Indonesian investigators concluded at the same time that there was not enough evidence to say what caused the crash.

The International Federation of Air Line Pilots' Associations said in a statement received on Friday that the US National Transportation Safety Board, or NTSB, report was not thorough.

''The NTSB, finding no convenient ''smoking gun'' and relying on a psychological autopsy, concludes that the Captain of the flight committed suicide and was responsible for the murder of his passengers and crew,'' the statement said.

''There were no recordings of the final minutes of the flight. The high speed of the impact in a difficult location resulted in little surviving physical evidence.''

The London-based pilots' body, which represents about 100,000 pilots worldwide, said the fact that the US ''feels the need to contradict the conclusions of an international investigation based upon simple conjecture is inexcusable''.

The NTSB contributed to the final report on the crash investigation because the plane that crashed was made by American company Boeing.
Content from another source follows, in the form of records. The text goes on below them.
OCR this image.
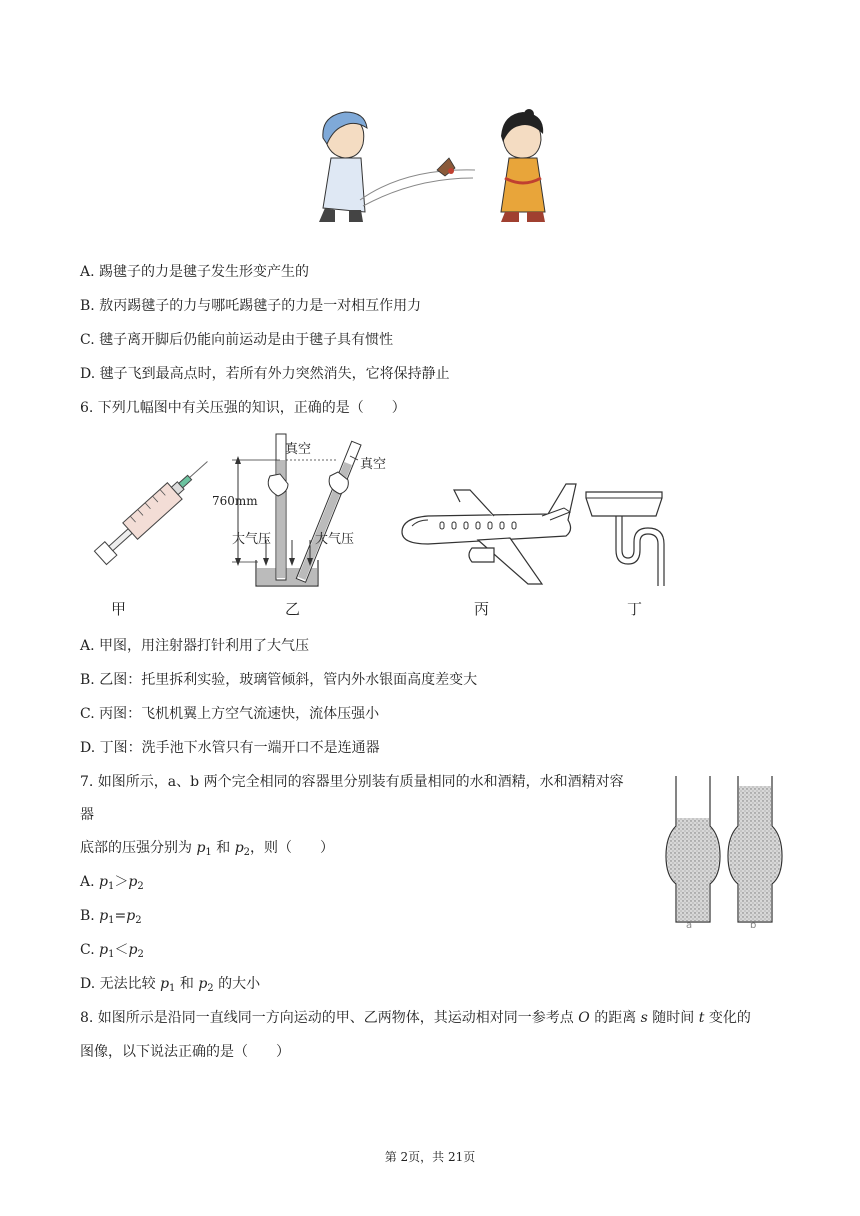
A. 踢毽子的力是毽子发生形变产生的
B. 敖丙踢毽子的力与哪吒踢毽子的力是一对相互作用力
C. 毽子离开脚后仍能向前运动是由于毽子具有惯性
D. 毽子飞到最高点时，若所有外力突然消失，它将保持静止
6. 下列几幅图中有关压强的知识，正确的是（　　）
甲
真空
真空
760mm
大气压	大气压
乙	丙	丁
A. 甲图，用注射器打针利用了大气压
B. 乙图：托里拆利实验，玻璃管倾斜，管内外水银面高度差变大
C. 丙图：飞机机翼上方空气流速快，流体压强小
D. 丁图：洗手池下水管只有一端开口不是连通器
7. 如图所示，a、b 两个完全相同的容器里分别装有质量相同的水和酒精，水和酒精对容
器
底部的压强分别为 $p_1$ 和 $p_2$，则（　　）
A. $p_1>p_2$
B. $p_1=p_2$
C. $p_1<p_2$
D. 无法比较 $p_1$ 和 $p_2$ 的大小
a	b
8. 如图所示是沿同一直线同一方向运动的甲、乙两物体，其运动相对同一参考点 O 的距离 s 随时间 t 变化的
图像，以下说法正确的是（　　）
第 2页，共 21页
The investigation was led by Indonesia, and Singapore investigators also took part.

The nearly-new Boeing 737-300 plunged into a river on Indonesia's island of Sumatra on December 19, 1997, while en route from Jakarta to Singapore. The plane belonged to SilkAir, a subsidiary of flag-carrier Singapore Airlines.

''Suicide committed by pilots of commercial aircraft is an event so rare that it has never been positively documented by any investigation,'' the statement said. ''Now, in the space of two years, the NTSB has inferred the existence of a suicide in two separate accidents. In neither case can the allegation be proven.''

The US body also suggested suicide was to blame for a 1999 EgyptAir crash, saying the co-pilot may have intentionally plunged the airliner into the Atlantic Ocean off the Massachusetts coast on October 31, 1999.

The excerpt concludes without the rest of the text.